Self Referencing & PTE Backdoor
Let’s suppose a paging table entry points to itself. What would happen? Well in short the same page would be used twice for address translation. This can be very useful to quickly access the paging tables themselves by just accessing a specific address. If a paging table points to itself, you can set your page index bits to that index on each layer you need thus allowing you to read/write another layer of paging tables. An example can be shown below.
Let’s say that the address above was instead composed of 0xFF as the PML4 index and 0xFF as the PDPT index. The same page would be referred to as a PD for the next layer of address translation. This is a pretty advanced topic of paging tables but It’s not too difficult to understand. Let’s take this one step farther now. What would happen if a PTE pointed to its PT? Well the virtual address would point to its own PT. This is very interesting because a virtual address could change where it points itself. Furthermore, a more applicable scenario would be to point a virtual address at another page’s PT thus allowing paging table manipulation just by accessing that page. This is the basis of an experimental library I have created that allows paging table manipulation from usermode. As described below by changing a page’s PTE to point to another page’s PT we can traverse all physical memory we want simply by accessing the manipulated page. I refer to the page that manipulates the other pages PT as the “cursor” and the page used to access the physical memory as the “accessor”. Using these two pages one can traverse and manipulate any paging tables for any context.
Experimental TLB bypass
Although changing where a page points to in physical memory is possible the CPU caches the paging tables in what is called the TLB, translation look-aside buffer. This cache is what the CPU interfaces with to translate linear virtual addresses to linear physical addresses. The TLB is usually split between pages that contain instructions and pages that contain read/write memory. Whenever a paging table entry is changed, flushing of this cache is needed to see the changes. Flushing CPU caches requires CPL 0 level privilege thus getting around this cache can be tricky. Some of the ways a TLB can be flushed are the following: exceptions, context change, and purposely flushing such buffers. Although these are the only documented ways of flushing the TLB I have thought of another possible way of “bypassing” this cache. Preventing such caching can be difficult and will not work on most AMD systems since they have very aggressive caching techniques. My idea was to “out run” the TLB. The TLB on some systems will only cache linear address translations that have been translated, this means if one were to say, access a new page that has never been accessed before that linear address translation should not be cached. Thus my idea of using self referencing paging tables to generate a new unique address every time one would want to see the effect of a new paging table entry/edit.

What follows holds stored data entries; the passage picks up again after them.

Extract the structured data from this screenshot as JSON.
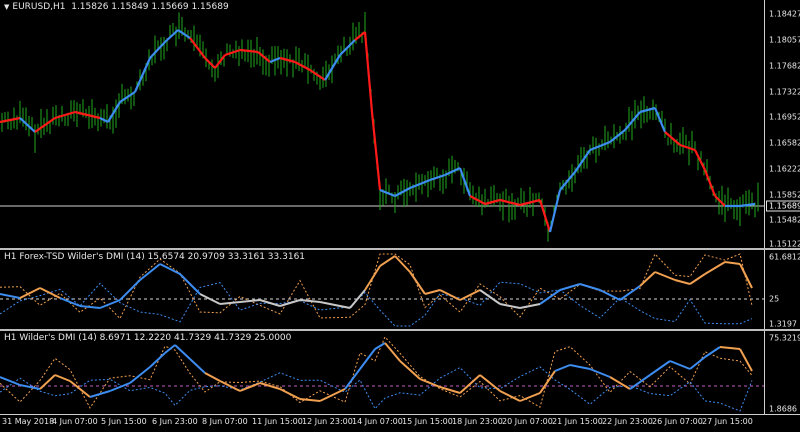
{
  "main_pane": {
    "title": "EURUSD,H1  1.15826 1.15849 1.15669 1.15689",
    "price_scale": [
      "1.18427",
      "1.18057",
      "1.17682",
      "1.17322",
      "1.16952",
      "1.16582",
      "1.16222",
      "1.15852",
      "1.15482",
      "1.15122"
    ],
    "current_price": "1.15689"
  },
  "ind1_pane": {
    "title": "H1 Forex-TSD Wilder's DMI (14) 15.6574 20.9709 33.3161 33.3161",
    "scale": [
      "61.6812",
      "25",
      "1.3197"
    ]
  },
  "ind2_pane": {
    "title": "H1 Wilder's DMI (14) 8.6971 12.2220 41.7329 41.7329 25.0000",
    "scale": [
      "75.3219",
      "1.8686"
    ]
  },
  "time_axis": [
    "31 May 2018",
    "4 Jun 07:00",
    "5 Jun 15:00",
    "6 Jun 23:00",
    "8 Jun 07:00",
    "11 Jun 15:00",
    "12 Jun 23:00",
    "14 Jun 07:00",
    "15 Jun 15:00",
    "18 Jun 23:00",
    "20 Jun 07:00",
    "21 Jun 15:00",
    "22 Jun 23:00",
    "26 Jun 07:00",
    "27 Jun 15:00"
  ],
  "colors": {
    "up_bar": "#1fa81f",
    "trend_up": "#3d8cf0",
    "trend_down": "#ff1a1a",
    "orange": "#f0a050",
    "gray": "#c8c8c8"
  }
}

As seen above, using a combination of PTE back dooring and self referencing paging tables, we can generate a unique arrangement of paging table entries everytime we want to access a physical page. There are 508 ^ 4 possible combinations if you use a self referencing PML4, which is enough to “out run” the TLB. In other words once we have accessed 508 ^ 4 addresses the TLB would have already flushed out the first arrangements. Although this idea of out running the TLB works on intel chipsets, most AMD chipsets this will not work on. AMD caches entire paging tables and thus creating four tables would be required instead of just one self referencing paging table.
Conclusion
Paging tables are a very complex CPU level concept that can be difficult to interface with on windows. I have omitted a lot of detailed information about possible bugs and problems, those can be addressed on the git repo. If you are interested in learning more about paging tables please find your way to the intel manual. Thank you for reading.